1-Yaşlılık aylığı almakta iken 18.11.2000 tarihinde ölen sigortalının ölümünden sonraki tarihlerde de aylıklarının (banka kartı vasıtasıyla) çekilmeye devam edilmesi nedeniyle, aylıkların sigortalının mirasçılarından tahsili istemine yönelik davanın yargılaması sonucunda aylıkların davalı Fatma Oskan tarafından çekildiği tespit edilmiştir. Ancak anılan davalının yargılamanın devamı sırasında öldüğü anlaşılmış ve mirasçılarına husumet yöneltilerek, davaya konu tutarın mirasçılarından tahsiline karar verilmiş ise de; “mirasçıların tereke borçlarından müteselsilen sorumlu olduklarını” düzenleyen 4721 sayılı Türk Medeni Kanunu’nun 641’inci maddesi nazara alınmaksızın miras payları oranında tahsiline karar verilmesi;
2-Mahkemece verilen ve bozmaya konu olan ilk kararı temyiz etmeyenler yönünden bozma aleyhine olan taraf yararına usulî kazanılmış hak doğmuş olur. 1086 sayılı Hukuk Usulü Muhakemeleri Kanunu’nda ve 6100 sayılı Hukuk Muhakemeleri Kanunu’nda “usulî kazanılmış hak” kavramına ilişkin açık bir hüküm bulunmamakta ise de, bu kurum, davaların uzamasını önlemek, hukuki alanda istikrar sağlamak ve kararlara karşı genel güvenin sarsılmasını önlemek amacıyla Yargıtay uygulamaları ile geliştirilmiş, öğretide kabul görmüş ve usul hukukunun vazgeçilmez ana ilkelerinden biri haline gelmiştir. Anlam itibariyle, bir davada, mahkemenin ya da tarafların yapmış olduğu bir usul işlemi ile taraflardan biri lehine doğmuş ve kendisine uyulması zorunlu olan hakkı ifade etmektedir. Nitekim; Hukuk Genel Kurulu’nun 18.10.1989 gün 541-534, 21.02.1990 gün 10-117; 07.10.1990 gün 439-562; 19.02.1992 gün 635-82; 23.02.1994 gün 936-94; 03.03.2010 gün ve 2010/12-81-118; 27.09.2006 gün ve 2006/19-635 Esas 2006/573 Karar; 15.10.2008 gün ve 2008/19-624 Esas 2008/632 Karar ile 17.02.2010 gün ve 2010/9-71 Esas 2010/87 Karar sayılı kararları da bu doğrultudadır.

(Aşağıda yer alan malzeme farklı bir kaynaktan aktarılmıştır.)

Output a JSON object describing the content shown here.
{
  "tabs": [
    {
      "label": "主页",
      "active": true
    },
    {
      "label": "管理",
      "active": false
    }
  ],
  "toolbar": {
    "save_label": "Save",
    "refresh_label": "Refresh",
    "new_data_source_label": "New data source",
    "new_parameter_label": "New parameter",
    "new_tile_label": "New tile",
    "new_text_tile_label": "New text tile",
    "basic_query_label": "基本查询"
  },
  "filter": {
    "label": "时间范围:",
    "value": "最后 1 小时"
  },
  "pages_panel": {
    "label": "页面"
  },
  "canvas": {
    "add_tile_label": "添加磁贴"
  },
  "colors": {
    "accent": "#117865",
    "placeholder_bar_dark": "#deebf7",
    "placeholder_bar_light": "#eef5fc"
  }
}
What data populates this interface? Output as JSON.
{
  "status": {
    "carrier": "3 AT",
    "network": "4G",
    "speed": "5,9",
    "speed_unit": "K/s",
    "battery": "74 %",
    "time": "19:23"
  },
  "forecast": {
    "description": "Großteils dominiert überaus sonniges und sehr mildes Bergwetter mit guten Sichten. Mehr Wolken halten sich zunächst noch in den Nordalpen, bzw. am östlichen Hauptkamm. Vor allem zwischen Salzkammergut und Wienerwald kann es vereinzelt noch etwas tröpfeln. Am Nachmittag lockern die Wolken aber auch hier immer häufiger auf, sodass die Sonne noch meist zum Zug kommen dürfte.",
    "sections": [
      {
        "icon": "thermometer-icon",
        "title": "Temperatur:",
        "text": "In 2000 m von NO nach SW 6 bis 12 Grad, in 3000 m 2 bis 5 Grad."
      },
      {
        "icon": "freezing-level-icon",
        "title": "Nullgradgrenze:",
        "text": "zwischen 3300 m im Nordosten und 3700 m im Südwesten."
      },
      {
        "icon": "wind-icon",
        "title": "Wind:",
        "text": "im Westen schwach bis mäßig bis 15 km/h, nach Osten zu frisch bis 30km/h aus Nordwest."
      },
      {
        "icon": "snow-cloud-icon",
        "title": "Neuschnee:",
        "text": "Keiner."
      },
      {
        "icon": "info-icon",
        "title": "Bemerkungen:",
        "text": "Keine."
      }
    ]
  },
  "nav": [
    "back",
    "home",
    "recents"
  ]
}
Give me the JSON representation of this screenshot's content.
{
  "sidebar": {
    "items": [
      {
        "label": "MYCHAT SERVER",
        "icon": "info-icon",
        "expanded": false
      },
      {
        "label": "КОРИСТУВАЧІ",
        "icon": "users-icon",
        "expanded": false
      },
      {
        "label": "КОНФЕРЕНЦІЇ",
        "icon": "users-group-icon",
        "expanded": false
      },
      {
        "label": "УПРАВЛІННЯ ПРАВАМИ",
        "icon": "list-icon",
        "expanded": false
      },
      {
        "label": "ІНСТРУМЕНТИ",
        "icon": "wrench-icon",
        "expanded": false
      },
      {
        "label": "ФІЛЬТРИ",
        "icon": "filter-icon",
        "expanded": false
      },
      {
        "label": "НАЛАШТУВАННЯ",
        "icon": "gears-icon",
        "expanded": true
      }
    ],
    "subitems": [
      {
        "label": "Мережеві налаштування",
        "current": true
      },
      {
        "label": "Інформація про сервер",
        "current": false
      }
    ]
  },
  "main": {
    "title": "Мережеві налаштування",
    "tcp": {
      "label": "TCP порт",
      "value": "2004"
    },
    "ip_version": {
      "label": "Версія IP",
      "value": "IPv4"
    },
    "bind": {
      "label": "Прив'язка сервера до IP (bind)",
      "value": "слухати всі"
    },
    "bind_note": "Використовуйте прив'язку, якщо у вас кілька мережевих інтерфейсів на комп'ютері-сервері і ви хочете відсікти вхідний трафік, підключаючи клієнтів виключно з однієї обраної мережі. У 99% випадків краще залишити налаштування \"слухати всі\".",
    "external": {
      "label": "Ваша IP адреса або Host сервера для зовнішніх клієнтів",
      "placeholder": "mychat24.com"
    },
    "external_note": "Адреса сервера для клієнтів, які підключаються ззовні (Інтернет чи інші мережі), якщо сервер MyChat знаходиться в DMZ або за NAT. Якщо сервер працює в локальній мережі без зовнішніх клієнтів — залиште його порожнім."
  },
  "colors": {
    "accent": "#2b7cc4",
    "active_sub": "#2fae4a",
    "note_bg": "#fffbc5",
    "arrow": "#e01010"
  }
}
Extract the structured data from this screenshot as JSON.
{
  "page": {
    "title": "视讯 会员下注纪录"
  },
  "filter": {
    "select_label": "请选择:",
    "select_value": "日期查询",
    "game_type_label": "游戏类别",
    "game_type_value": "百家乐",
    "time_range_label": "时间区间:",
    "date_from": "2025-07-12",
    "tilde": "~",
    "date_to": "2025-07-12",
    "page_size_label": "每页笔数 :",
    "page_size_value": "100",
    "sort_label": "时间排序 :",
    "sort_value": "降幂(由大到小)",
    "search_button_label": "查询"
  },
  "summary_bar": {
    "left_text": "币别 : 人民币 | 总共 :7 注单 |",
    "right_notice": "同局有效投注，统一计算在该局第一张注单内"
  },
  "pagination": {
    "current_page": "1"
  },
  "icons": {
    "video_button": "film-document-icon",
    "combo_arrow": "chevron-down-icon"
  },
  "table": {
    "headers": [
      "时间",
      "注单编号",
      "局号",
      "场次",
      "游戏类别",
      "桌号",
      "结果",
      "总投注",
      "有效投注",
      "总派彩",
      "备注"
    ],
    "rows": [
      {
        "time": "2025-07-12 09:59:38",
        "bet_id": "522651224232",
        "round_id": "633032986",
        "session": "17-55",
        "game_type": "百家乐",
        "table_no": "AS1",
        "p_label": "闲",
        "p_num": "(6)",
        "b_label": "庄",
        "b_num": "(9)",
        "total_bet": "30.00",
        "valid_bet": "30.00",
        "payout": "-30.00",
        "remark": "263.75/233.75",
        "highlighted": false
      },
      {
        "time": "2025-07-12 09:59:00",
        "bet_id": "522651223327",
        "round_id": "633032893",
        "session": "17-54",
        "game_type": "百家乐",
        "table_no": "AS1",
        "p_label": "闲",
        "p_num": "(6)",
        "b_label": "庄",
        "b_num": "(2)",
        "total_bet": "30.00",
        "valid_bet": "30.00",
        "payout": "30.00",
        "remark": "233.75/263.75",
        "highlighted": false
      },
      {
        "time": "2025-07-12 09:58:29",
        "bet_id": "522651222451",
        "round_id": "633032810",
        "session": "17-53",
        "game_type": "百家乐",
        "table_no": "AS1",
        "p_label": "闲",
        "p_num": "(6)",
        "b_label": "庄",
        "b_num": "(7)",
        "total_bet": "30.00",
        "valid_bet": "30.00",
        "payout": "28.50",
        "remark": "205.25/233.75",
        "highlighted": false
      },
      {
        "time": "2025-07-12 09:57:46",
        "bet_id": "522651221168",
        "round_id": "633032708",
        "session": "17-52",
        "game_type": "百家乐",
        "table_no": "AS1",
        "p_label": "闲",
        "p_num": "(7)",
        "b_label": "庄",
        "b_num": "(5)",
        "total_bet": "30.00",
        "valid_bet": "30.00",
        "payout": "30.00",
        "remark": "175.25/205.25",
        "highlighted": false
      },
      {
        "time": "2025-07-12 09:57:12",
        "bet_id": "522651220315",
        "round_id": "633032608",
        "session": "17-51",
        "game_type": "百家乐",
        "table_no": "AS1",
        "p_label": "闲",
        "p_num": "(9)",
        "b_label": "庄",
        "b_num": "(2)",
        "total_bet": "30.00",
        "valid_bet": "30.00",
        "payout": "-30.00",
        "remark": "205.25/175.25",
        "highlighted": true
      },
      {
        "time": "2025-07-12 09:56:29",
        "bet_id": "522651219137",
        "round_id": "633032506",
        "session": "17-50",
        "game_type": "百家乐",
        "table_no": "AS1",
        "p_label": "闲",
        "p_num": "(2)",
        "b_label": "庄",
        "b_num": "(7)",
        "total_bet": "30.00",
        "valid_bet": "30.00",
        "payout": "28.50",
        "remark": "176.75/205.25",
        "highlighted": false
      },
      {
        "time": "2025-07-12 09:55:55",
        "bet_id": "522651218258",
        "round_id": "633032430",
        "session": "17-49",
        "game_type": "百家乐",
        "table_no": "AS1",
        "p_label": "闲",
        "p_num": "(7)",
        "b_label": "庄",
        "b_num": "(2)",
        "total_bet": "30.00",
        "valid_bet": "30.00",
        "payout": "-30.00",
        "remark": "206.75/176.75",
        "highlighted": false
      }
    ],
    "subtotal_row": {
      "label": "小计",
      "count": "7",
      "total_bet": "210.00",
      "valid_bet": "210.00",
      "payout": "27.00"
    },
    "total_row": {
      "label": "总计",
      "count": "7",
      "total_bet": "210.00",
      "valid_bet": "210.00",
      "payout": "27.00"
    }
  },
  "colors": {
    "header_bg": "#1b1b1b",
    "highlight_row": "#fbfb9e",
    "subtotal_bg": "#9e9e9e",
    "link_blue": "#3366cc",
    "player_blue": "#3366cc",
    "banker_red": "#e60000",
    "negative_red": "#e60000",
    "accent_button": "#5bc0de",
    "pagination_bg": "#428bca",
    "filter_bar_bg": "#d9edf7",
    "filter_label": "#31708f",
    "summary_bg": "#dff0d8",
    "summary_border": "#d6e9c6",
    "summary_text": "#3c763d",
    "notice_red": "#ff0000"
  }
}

Somut olayda, davanın tüm davalılar yönünden kabulüne ilişkin ilk kararın bozulması karşısında; bozulan ilk kararda hüküm altına alınan miktar itibariyle davayı temyiz etmemiş olan davalı A.. O.. yönünden davacı Kurum lehine doğan usulî kazanılmış hakkın uyulan bozma kararı gereği yapılan yargılama sonucunda verilen hükümde nazara alınmayarak; yazılı şekilde hüküm kurulması, usul ve yasaya aykırı olup bozma nedenidir.
O hâlde, davacı Kurum vekilinin bu yönleri amaçlayan temyiz itirazları kabul edilmeli ve hüküm bozulmalıdır.
SONUÇ : Temyiz edilen hükmün yukarıda açıklanan nedenlerle BOZULMASINA, 17.01.2014 gününde oybirliğiyle karar verildi.